MIAMI, United States.- The American journalist Anthony DePalma, former international correspondent for The New York Times, was arrested upon arriving in Havana on a flight from the United States and expelled by the Cuban authorities, reported this Saturday exclusively cybercuba.

According to the report, by Miami-based Cuban journalist Wilfredo Cancio, DePalma, a recognized authority on Latin American issues, “was declared inadmissible in the national territory upon his arrival in the country last Wednesday and returned to the United States on a flight who left at 6:15 pm from the José Martí International Airport, after a prolonged police interrogation.

According to the text, DePalma, 70 years old and winner of a Pulitzer Prize in 2001, arrived in Cuba with two suitcases of medicine and humanitarian aid, and several copies of his book The Cubans: Ordinary Lives in Extraordinary Times (2020), “a testimony of recent Cuban life through the voices of five natives of the Havana neighborhood of Guanabacoa”.

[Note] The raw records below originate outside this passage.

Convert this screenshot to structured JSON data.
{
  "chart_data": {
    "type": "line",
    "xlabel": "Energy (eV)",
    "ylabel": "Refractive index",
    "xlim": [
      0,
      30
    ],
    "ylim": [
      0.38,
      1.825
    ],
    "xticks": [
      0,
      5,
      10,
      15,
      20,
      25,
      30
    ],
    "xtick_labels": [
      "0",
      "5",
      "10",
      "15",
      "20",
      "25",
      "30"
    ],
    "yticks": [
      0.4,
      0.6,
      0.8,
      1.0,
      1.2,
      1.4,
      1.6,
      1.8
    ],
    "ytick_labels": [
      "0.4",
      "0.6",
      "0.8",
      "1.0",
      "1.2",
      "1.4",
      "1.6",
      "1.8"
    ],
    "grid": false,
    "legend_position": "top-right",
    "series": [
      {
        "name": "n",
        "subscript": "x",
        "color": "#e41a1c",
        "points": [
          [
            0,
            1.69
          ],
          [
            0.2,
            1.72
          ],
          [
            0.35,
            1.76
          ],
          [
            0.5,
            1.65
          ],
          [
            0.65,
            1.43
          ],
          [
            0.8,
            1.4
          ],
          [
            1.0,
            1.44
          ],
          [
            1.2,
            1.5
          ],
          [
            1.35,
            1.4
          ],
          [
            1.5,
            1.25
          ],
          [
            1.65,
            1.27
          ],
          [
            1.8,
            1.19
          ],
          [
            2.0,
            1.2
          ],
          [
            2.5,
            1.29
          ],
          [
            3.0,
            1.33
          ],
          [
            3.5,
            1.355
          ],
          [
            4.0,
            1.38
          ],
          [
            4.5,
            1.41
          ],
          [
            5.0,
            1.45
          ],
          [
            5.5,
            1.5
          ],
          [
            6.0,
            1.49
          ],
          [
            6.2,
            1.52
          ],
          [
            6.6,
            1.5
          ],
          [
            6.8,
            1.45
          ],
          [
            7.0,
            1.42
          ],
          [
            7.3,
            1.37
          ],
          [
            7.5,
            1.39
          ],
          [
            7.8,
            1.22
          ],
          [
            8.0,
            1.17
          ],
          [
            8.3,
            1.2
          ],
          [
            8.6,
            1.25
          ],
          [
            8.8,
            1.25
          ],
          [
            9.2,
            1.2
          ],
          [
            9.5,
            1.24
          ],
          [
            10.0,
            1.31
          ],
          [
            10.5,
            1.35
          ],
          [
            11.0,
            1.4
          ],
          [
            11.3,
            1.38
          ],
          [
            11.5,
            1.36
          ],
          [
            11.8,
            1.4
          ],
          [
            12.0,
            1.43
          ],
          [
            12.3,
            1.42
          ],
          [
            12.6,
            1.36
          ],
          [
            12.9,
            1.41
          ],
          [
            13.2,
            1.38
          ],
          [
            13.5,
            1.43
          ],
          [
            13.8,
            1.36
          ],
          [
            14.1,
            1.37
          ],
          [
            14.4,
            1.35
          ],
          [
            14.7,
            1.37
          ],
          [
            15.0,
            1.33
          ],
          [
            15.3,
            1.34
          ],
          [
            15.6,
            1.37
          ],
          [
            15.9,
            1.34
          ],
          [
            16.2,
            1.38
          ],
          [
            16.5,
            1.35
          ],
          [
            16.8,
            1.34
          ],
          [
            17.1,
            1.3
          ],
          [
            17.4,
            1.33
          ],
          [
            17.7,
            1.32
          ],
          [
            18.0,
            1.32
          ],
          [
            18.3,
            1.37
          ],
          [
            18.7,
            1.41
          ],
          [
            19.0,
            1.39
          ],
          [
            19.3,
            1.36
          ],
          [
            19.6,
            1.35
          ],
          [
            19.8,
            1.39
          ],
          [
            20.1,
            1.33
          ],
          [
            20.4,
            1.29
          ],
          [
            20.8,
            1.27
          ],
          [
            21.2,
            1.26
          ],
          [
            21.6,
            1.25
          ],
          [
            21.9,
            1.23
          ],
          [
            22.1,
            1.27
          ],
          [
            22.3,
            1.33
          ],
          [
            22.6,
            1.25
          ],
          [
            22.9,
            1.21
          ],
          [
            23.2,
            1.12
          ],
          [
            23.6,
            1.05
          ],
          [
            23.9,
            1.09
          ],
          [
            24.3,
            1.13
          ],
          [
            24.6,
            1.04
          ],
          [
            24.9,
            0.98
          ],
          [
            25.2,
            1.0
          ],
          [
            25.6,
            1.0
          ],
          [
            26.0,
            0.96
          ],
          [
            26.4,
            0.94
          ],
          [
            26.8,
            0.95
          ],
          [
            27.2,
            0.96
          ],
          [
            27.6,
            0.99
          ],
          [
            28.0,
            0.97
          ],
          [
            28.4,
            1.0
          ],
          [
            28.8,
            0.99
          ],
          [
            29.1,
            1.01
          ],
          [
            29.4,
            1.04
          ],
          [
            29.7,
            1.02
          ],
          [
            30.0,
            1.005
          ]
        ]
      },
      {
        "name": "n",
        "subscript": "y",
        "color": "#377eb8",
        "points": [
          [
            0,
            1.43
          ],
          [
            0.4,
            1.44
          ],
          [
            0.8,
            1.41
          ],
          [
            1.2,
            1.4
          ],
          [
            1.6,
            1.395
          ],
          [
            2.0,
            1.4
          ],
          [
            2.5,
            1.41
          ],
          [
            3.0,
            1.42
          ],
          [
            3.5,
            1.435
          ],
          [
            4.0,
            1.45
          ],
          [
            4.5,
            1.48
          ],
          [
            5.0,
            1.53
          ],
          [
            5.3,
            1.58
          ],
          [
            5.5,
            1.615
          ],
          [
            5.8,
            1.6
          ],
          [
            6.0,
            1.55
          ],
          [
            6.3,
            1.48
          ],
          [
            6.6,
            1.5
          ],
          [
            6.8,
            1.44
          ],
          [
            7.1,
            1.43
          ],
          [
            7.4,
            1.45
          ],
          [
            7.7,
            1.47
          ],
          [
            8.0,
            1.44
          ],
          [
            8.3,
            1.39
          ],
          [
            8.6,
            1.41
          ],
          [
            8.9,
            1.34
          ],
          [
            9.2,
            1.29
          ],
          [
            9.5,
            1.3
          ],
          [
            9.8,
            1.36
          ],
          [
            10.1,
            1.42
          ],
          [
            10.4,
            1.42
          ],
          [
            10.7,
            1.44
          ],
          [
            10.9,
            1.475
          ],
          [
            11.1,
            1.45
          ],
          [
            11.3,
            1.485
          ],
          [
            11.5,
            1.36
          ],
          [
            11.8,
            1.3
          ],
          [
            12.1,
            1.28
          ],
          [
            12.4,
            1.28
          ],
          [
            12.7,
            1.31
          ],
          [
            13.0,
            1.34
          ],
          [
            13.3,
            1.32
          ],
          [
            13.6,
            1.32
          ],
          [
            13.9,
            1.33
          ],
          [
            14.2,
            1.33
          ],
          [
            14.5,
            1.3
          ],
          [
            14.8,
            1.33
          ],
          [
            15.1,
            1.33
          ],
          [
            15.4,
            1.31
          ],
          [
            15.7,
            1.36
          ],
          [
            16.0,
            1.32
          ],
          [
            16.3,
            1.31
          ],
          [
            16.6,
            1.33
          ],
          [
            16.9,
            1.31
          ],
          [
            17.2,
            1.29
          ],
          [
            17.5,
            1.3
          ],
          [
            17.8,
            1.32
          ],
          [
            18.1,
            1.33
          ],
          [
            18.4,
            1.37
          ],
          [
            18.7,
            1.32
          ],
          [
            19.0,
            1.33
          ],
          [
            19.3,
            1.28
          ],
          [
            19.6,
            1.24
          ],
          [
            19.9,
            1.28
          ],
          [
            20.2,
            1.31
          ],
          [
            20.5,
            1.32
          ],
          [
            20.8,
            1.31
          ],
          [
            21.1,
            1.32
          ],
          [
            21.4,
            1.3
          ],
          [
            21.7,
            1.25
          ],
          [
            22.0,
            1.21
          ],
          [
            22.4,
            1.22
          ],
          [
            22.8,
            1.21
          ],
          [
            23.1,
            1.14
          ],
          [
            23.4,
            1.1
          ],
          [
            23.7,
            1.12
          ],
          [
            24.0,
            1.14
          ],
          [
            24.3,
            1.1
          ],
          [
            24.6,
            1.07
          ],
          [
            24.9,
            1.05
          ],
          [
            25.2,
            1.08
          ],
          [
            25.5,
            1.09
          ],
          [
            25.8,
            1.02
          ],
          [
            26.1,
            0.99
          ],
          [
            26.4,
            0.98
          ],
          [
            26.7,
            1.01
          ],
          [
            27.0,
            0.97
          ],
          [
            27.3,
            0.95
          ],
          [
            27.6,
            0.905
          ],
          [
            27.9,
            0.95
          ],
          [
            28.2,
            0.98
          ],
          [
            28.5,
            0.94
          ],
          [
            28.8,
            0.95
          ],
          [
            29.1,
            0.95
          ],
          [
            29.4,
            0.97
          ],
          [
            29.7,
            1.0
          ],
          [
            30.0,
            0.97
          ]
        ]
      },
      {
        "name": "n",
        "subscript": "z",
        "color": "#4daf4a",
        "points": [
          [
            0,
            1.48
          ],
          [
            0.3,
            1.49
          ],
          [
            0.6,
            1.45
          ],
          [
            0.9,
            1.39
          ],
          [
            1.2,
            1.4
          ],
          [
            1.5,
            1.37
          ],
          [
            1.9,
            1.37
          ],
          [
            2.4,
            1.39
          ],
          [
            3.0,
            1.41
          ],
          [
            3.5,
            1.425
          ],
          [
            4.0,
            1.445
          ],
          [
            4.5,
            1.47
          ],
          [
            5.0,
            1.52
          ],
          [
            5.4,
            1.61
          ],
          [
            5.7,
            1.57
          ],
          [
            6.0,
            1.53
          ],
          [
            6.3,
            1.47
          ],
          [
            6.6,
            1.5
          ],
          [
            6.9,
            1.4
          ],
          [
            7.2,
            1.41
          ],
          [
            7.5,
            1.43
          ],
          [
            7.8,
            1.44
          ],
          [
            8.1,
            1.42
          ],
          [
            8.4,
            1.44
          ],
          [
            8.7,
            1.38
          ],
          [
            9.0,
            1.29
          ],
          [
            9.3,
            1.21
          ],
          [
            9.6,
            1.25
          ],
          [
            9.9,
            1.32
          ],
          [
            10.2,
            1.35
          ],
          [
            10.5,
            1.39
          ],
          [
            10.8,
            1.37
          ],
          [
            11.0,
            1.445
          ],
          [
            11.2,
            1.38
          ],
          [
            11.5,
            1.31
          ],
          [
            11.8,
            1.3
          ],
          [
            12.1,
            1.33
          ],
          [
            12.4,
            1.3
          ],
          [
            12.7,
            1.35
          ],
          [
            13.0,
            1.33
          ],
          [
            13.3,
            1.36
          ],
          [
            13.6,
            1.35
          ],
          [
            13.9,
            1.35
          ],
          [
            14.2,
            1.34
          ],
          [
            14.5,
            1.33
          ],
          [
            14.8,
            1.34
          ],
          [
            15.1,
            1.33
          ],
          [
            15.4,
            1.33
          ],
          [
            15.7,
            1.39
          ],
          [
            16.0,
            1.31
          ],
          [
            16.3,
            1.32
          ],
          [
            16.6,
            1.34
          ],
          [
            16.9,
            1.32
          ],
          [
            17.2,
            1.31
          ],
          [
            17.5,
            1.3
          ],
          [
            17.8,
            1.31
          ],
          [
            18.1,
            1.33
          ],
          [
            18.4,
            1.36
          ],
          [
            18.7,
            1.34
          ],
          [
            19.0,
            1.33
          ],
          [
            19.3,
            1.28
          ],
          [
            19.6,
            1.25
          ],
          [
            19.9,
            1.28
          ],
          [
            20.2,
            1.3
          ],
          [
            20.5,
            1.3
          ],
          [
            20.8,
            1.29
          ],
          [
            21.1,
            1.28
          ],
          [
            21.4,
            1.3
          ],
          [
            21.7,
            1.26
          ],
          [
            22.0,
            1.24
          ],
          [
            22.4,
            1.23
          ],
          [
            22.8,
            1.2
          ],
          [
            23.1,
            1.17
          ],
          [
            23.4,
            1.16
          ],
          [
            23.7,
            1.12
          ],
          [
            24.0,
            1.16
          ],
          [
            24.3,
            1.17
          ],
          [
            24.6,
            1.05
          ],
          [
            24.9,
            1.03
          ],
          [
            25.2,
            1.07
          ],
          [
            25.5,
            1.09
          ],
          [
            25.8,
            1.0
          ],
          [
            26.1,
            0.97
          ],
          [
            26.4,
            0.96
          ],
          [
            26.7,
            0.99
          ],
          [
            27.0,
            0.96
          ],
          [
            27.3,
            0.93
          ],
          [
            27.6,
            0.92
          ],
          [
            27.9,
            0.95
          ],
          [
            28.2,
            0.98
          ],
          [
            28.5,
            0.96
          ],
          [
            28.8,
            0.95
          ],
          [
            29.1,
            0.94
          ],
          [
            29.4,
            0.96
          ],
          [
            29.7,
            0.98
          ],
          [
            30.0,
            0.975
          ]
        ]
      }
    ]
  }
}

“The suitcases were seized and DePalma had to leave Cuba without his belongings,” reads the article.

Jorge A. García, a personal friend of the American journalist and resident in Miami since 1999, recounted on his Facebook account that “upon his arrival at the Boyeros Airport, and while he was showing his passport and legal documents, two officers approached him. in full uniform and they demand that he accompany them to a cubicle and he is interrogated. After several hours of psychological torture, they tell him that he cannot enter the island. And that he would march back to the United States on the next flight.”

Garcia, who lost 14 relatives in the sinking of the tugboat “13 de Marzo” in the bay of Havana on July 13, 1994, said, says Cancio’s report, that “DePalma felt scared at the difficult moment and asked for their suitcases, to which they replied that they were ‘in a safe place’”.

DePalma’s professional career, who had traveled to Cuba on other occasions, “endorses him as one of the most prominent connoisseurs of Latin American problems in journalism in the United States,” says the note.

“After working for 22 years as a reporter and foreign correspondent for The New York Times, DePalma continued in journalistic research and also joined teaching as a member of the faculty of the Columbia University School of Journalism,” he adds.